Entre as atividades que começaram a substituir o extrativismo de borracha e de castanha no período, como assinalado, destacou-se a pecuária de pequeno porte. E com ela intensificaram-se os desmatamentos. A afirmação pode ser comprovada através na figura 22, construída com dados oficiais do Governo do Acre. Como pode ser analisado no dados

38 Curupiras, caboclinhos da mata, visagens (pássaros ou veados com olhos de fogo), cobra grande, matintaperera (Galvão, 1976).

constantes na figura, mesmo com quedas posteriores, a tendência foi de crescimento nas taxas de desmatamentos na região, principalmente no período de 1996 a 2005.

Figura 22 - Taxa anual de desmatamento na RESEX Chico Mendes (1988 a 2010) Fonte: ACRE (2010, p.25) apud MELO FITTIPALDY (2012)

As diversas falas dos colaboradores desta pesquisa também confirmaram o crescimento da pecuária. Criar boi tornava-se, a partir dos anos de 1990, uma atividade importante nas áreas pesquisadas em Xapuri/AC (para “fazer dinheiro mais rápido”). Melo Fittipaldy (2012, p.112) organizou alguns números em seu trabalho de Mestrado e concluiu que:

[...] no ano de 1992 (dois anos após a criação da RESEX), mesmo com toda a crise que já se abatia sobre o extrativismo, ele representava 62% do valor total da produção. Deste percentual, a borracha respondia por 35,2%, seguida da castanha com 25% e de outros produtos (frutos, óleos, resinas, açaí etc.) com apenas 1,8%. A segunda atividade mais importante era a agricultura, correspondendo a 29% da produção. A pecuária era a responsável por apenas 9% (4,2% - bovinos; 3% - suínos; 1,8% - aves). No ano de 2009, o levantamento socioeconômico realizado pela SEMA aponta uma diferença nesse quadro situacional, visto que a pecuária em 2010 já respondia por 35% da renda familiar, empatando com o extrativismo.

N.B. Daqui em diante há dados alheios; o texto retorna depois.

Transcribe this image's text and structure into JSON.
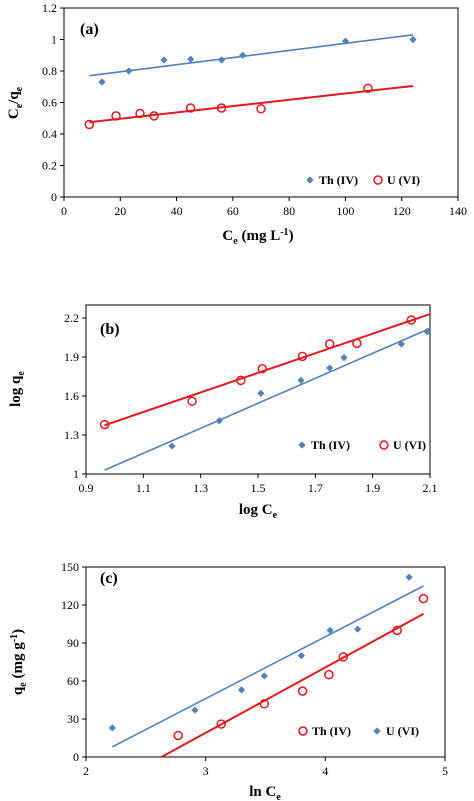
{
  "chart_data": [
    {
      "type": "scatter",
      "panel_label": "(a)",
      "xlabel": "Ce (mg L-1)",
      "ylabel": "Ce/qe",
      "xlim": [
        0,
        140
      ],
      "ylim": [
        0,
        1.2
      ],
      "x_ticks": [
        "0",
        "20",
        "40",
        "60",
        "80",
        "100",
        "120",
        "140"
      ],
      "y_ticks": [
        "0",
        "0.2",
        "0.4",
        "0.6",
        "0.8",
        "1",
        "1.2"
      ],
      "legend_position": "bottom-right",
      "series": [
        {
          "name": "Th (IV)",
          "marker": "diamond",
          "color": "#4f81bd",
          "points": [
            [
              13.5,
              0.73
            ],
            [
              23,
              0.8
            ],
            [
              35.5,
              0.87
            ],
            [
              45,
              0.875
            ],
            [
              56,
              0.87
            ],
            [
              63.5,
              0.9
            ],
            [
              100,
              0.99
            ],
            [
              124,
              1.0
            ]
          ],
          "fit": [
            [
              9,
              0.77
            ],
            [
              124,
              1.03
            ]
          ]
        },
        {
          "name": "U (VI)",
          "marker": "circle",
          "color": "#e8151b",
          "points": [
            [
              9,
              0.46
            ],
            [
              18.5,
              0.515
            ],
            [
              27,
              0.53
            ],
            [
              32,
              0.515
            ],
            [
              45,
              0.565
            ],
            [
              56,
              0.565
            ],
            [
              70,
              0.56
            ],
            [
              108,
              0.69
            ]
          ],
          "fit": [
            [
              9,
              0.475
            ],
            [
              124,
              0.705
            ]
          ]
        }
      ]
    },
    {
      "type": "scatter",
      "panel_label": "(b)",
      "xlabel": "log Ce",
      "ylabel": "log qe",
      "xlim": [
        0.9,
        2.1
      ],
      "ylim": [
        1,
        2.3
      ],
      "x_ticks": [
        "0.9",
        "1.1",
        "1.3",
        "1.5",
        "1.7",
        "1.9",
        "2.1"
      ],
      "y_ticks": [
        "1",
        "1.3",
        "1.6",
        "1.9",
        "2.2"
      ],
      "legend_position": "bottom-right",
      "series": [
        {
          "name": "Th (IV)",
          "marker": "diamond",
          "color": "#4f81bd",
          "points": [
            [
              1.2,
              1.215
            ],
            [
              1.365,
              1.41
            ],
            [
              1.51,
              1.62
            ],
            [
              1.65,
              1.72
            ],
            [
              1.75,
              1.815
            ],
            [
              1.8,
              1.895
            ],
            [
              2.0,
              2.0
            ],
            [
              2.09,
              2.095
            ]
          ],
          "fit": [
            [
              0.965,
              1.03
            ],
            [
              2.1,
              2.12
            ]
          ]
        },
        {
          "name": "U (VI)",
          "marker": "circle",
          "color": "#e8151b",
          "points": [
            [
              0.965,
              1.38
            ],
            [
              1.27,
              1.56
            ],
            [
              1.44,
              1.72
            ],
            [
              1.515,
              1.81
            ],
            [
              1.655,
              1.905
            ],
            [
              1.75,
              2.0
            ],
            [
              1.845,
              2.005
            ],
            [
              2.035,
              2.185
            ]
          ],
          "fit": [
            [
              0.965,
              1.375
            ],
            [
              2.1,
              2.23
            ]
          ]
        }
      ]
    },
    {
      "type": "scatter",
      "panel_label": "(c)",
      "xlabel": "ln Ce",
      "ylabel": "qe (mg g-1)",
      "xlim": [
        2,
        5
      ],
      "ylim": [
        0,
        150
      ],
      "x_ticks": [
        "2",
        "3",
        "4",
        "5"
      ],
      "y_ticks": [
        "0",
        "30",
        "60",
        "90",
        "120",
        "150"
      ],
      "legend_position": "bottom-right",
      "series": [
        {
          "name": "Th (IV)",
          "marker": "circle",
          "color": "#e8151b",
          "points": [
            [
              2.77,
              17
            ],
            [
              3.13,
              26
            ],
            [
              3.49,
              42
            ],
            [
              3.81,
              52
            ],
            [
              4.03,
              65
            ],
            [
              4.15,
              79
            ],
            [
              4.6,
              100
            ],
            [
              4.82,
              125
            ]
          ],
          "fit": [
            [
              2.63,
              0
            ],
            [
              4.82,
              113
            ]
          ]
        },
        {
          "name": "U (VI)",
          "marker": "diamond",
          "color": "#4f81bd",
          "points": [
            [
              2.22,
              23
            ],
            [
              2.91,
              37
            ],
            [
              3.3,
              53
            ],
            [
              3.49,
              64
            ],
            [
              3.8,
              80
            ],
            [
              4.04,
              100
            ],
            [
              4.27,
              101
            ],
            [
              4.7,
              142
            ]
          ],
          "fit": [
            [
              2.22,
              8
            ],
            [
              4.82,
              135
            ]
          ]
        }
      ]
    }
  ]
}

Ainda, sobre a questão das mudanças nas formas de uso da terra, vale acrescentar uma outra questão relevante como fechamento desse subitem, ou seja, provocaram alterações nas identidades desses sujeitos sociais tornando-as cada vez mais complexas e fragmentadas. Identidades que anteriormente eram fortemente enraizadas na história cultural da extração de látex e produção de borracha e no relativo sucesso das lutas pelo direito a terra (“empates” - criação das Reservas Extrativistas).